AIKit supports AMD64 and ARM64 multi-platform images. To build a multi-platform image, you can simply add --platform linux/amd64,linux/arm64 to the build command. For example:

docker buildx build -t my-model --load \
--platform linux/amd64,linux/arm64 \
--build-arg="model=huggingface://TheBloke/Llama-2-7B-Chat-GGUF/llama-2-7b-chat.Q4_K_M.gguf" \
"https://raw.githubusercontent.com/sozercan/aikit/main/models/aikitfile.yaml"

Pre-made models are offered with multi-platform support. Docker runtime will automatically choose the correct platform to run the image. For more information, please see multi-platform images documentation.

note

Please note that ARM64 support only applies to the llama.cpp backend with CPU inference. NVIDIA CUDA is not supported on ARM64 at this time.

Advanced Usage

🎬 Demo: https://www.youtube.com/watch?v=5AQfG5VwN2c&list=PLx4Tje2rS923Bkw83GkobOyjIFLfxNrvs&index=2

Create an aikitfile.yaml with the following structure:

#syntax=ghcr.io/sozercan/aikit:latest
apiVersion: v1alpha1
models:
- name: llama-2-7b-chat.Q4_K_M.gguf
source: https://huggingface.co/TheBloke/Llama-2-7B-Chat-GGUF/resolve/main/llama-2-7b-chat.Q4_K_M.gguf
tip

For full aikitfile inference specifications, see Inference API Specifications.

Then build your image with:

docker buildx build . -t my-model -f aikitfile.yaml --load

This will build a local container image with your model(s). You can see the image with:

docker images
REPOSITORY TAG IMAGE ID CREATED SIZE
my-model latest e7b7c5a4a2cb About an hour ago 5.51GB

Running models

You can start the inferencing server for your models with:

# for pre-made models, replace "my-model" with the image name
docker run -d --rm -p 8080:8080 my-model

You can then send requests to localhost:8080 to run inference from your models.
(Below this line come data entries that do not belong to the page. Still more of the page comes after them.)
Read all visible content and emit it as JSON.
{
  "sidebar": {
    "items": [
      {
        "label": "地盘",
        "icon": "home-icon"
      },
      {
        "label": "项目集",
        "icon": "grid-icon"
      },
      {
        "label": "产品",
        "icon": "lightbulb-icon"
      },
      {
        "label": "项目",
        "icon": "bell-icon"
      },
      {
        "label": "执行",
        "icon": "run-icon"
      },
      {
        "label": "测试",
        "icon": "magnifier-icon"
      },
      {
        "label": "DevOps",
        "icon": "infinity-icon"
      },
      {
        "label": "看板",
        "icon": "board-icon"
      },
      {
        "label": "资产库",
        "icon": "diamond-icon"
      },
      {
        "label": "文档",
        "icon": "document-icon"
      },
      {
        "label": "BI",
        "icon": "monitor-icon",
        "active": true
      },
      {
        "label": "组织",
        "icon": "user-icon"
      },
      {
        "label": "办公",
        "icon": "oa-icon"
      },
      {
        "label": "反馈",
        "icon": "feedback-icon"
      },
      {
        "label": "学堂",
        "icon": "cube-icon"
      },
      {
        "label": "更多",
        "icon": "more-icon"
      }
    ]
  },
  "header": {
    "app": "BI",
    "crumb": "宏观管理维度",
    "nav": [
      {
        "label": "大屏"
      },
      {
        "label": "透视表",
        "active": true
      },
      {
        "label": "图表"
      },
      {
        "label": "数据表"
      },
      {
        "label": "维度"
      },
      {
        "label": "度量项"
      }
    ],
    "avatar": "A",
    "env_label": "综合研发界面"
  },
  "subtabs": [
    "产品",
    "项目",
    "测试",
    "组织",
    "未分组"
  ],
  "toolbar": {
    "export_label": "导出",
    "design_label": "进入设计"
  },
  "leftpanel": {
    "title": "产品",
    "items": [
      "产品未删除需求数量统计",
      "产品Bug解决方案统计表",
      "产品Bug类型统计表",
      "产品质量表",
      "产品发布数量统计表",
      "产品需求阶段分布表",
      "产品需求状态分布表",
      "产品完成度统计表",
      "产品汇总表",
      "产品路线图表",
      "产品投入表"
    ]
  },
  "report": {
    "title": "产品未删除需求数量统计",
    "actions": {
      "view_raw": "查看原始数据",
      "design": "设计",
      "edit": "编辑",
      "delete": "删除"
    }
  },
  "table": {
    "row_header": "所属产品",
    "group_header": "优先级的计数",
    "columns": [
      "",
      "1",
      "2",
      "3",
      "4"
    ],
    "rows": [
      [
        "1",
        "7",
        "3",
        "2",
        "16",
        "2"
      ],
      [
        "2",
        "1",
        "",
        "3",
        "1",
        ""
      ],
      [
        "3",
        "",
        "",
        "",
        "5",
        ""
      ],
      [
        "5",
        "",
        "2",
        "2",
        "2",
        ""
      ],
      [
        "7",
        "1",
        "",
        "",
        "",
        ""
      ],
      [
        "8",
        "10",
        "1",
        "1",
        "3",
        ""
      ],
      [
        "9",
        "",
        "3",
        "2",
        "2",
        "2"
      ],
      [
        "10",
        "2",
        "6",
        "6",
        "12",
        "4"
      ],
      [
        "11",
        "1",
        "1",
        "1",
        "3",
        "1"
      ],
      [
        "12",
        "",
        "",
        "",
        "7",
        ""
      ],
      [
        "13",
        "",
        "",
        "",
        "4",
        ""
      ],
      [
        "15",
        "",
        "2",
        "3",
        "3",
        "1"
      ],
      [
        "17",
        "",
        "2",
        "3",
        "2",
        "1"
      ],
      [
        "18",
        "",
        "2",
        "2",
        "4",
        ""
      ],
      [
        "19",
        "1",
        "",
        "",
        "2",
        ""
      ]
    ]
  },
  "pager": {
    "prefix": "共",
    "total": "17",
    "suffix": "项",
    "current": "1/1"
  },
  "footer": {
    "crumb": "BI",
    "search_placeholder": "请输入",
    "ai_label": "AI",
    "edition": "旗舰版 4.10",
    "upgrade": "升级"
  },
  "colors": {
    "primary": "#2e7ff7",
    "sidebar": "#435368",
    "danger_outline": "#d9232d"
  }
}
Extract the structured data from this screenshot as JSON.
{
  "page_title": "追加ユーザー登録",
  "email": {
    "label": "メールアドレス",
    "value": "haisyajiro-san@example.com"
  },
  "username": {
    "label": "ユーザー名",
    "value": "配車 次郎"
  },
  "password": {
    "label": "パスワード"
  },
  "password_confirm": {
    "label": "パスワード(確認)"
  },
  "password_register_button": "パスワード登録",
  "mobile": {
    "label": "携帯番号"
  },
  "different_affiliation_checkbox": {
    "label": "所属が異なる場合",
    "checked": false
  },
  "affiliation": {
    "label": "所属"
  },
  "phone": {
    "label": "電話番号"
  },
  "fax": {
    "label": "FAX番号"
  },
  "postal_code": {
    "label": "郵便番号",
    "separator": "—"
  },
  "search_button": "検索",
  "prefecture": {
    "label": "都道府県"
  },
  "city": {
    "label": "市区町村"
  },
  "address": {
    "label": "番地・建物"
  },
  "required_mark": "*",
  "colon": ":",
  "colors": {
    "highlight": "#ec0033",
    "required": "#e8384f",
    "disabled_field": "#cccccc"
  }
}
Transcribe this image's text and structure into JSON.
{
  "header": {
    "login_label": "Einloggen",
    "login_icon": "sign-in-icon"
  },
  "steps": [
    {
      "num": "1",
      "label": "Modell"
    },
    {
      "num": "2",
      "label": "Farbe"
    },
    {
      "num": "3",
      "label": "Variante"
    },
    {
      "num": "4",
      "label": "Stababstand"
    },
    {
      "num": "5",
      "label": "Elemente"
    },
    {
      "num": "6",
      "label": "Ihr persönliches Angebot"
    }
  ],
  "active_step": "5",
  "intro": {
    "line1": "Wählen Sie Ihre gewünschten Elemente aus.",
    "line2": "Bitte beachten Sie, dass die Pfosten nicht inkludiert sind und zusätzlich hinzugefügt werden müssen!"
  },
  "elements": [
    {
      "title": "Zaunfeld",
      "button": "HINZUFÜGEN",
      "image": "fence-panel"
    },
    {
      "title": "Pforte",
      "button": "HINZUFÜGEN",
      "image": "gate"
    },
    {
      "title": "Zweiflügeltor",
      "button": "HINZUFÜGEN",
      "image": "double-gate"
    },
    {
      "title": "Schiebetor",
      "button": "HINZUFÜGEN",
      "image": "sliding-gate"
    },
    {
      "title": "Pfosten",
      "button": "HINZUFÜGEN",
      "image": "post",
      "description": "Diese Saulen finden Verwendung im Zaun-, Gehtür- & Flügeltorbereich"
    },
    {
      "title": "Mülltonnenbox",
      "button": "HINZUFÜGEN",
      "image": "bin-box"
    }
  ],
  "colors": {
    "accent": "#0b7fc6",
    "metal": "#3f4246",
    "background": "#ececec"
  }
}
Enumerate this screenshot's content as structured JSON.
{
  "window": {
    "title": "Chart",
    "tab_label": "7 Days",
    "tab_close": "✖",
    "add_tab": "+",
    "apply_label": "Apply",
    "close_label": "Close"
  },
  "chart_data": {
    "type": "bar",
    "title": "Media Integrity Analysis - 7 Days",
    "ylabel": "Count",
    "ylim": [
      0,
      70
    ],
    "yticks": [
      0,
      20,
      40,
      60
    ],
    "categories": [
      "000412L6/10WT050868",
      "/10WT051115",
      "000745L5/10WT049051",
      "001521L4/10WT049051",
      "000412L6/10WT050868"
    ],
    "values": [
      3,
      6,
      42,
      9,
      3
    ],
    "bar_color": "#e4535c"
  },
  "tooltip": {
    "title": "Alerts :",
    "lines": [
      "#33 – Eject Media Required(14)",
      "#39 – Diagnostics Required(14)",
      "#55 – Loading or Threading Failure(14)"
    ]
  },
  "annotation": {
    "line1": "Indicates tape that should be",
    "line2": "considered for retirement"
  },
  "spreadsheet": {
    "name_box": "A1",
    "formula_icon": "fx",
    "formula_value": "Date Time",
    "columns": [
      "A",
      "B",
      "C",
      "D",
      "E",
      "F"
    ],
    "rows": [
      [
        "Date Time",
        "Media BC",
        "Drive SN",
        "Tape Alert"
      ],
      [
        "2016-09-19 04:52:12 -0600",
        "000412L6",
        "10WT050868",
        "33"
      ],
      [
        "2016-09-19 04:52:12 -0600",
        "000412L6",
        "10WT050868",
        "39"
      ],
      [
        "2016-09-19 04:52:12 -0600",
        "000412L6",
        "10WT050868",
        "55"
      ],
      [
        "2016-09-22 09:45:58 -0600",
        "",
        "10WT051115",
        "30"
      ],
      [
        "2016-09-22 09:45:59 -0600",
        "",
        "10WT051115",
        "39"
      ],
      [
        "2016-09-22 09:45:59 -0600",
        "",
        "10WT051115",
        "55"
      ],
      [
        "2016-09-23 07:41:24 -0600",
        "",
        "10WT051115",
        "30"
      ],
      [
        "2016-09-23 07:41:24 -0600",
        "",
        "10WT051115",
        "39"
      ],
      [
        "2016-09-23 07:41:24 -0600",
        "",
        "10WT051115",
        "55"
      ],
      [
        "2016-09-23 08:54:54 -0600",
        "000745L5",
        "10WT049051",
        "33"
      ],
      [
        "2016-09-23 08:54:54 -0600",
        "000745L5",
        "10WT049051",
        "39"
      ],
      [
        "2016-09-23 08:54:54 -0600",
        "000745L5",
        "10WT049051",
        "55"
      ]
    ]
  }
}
For example:

curl http://localhost:8080/v1/chat/completions -H "Content-Type: application/json" -d '{
"model": "llama-2-7b-chat.Q4_K_M.gguf",
"messages": [{"role": "user", "content": "explain kubernetes in a sentence"}]
}'

Output should be similar to:

{
"created": 1701236489,
"object": "chat.completion",
"id": "dd1ff40b-31a7-4418-9e32-42151ab6875a",
"model": "llama-2-7b-chat",
"choices": [
{
"index": 0,
"finish_reason": "stop",
"message": {
"role": "assistant",
"content": "\nKubernetes is a container orchestration system that automates the deployment, scaling, and management of containerized applications in a microservices architecture."
}
}
],
"usage": {
"prompt_tokens": 0,
"completion_tokens": 0,
"total_tokens": 0
}
}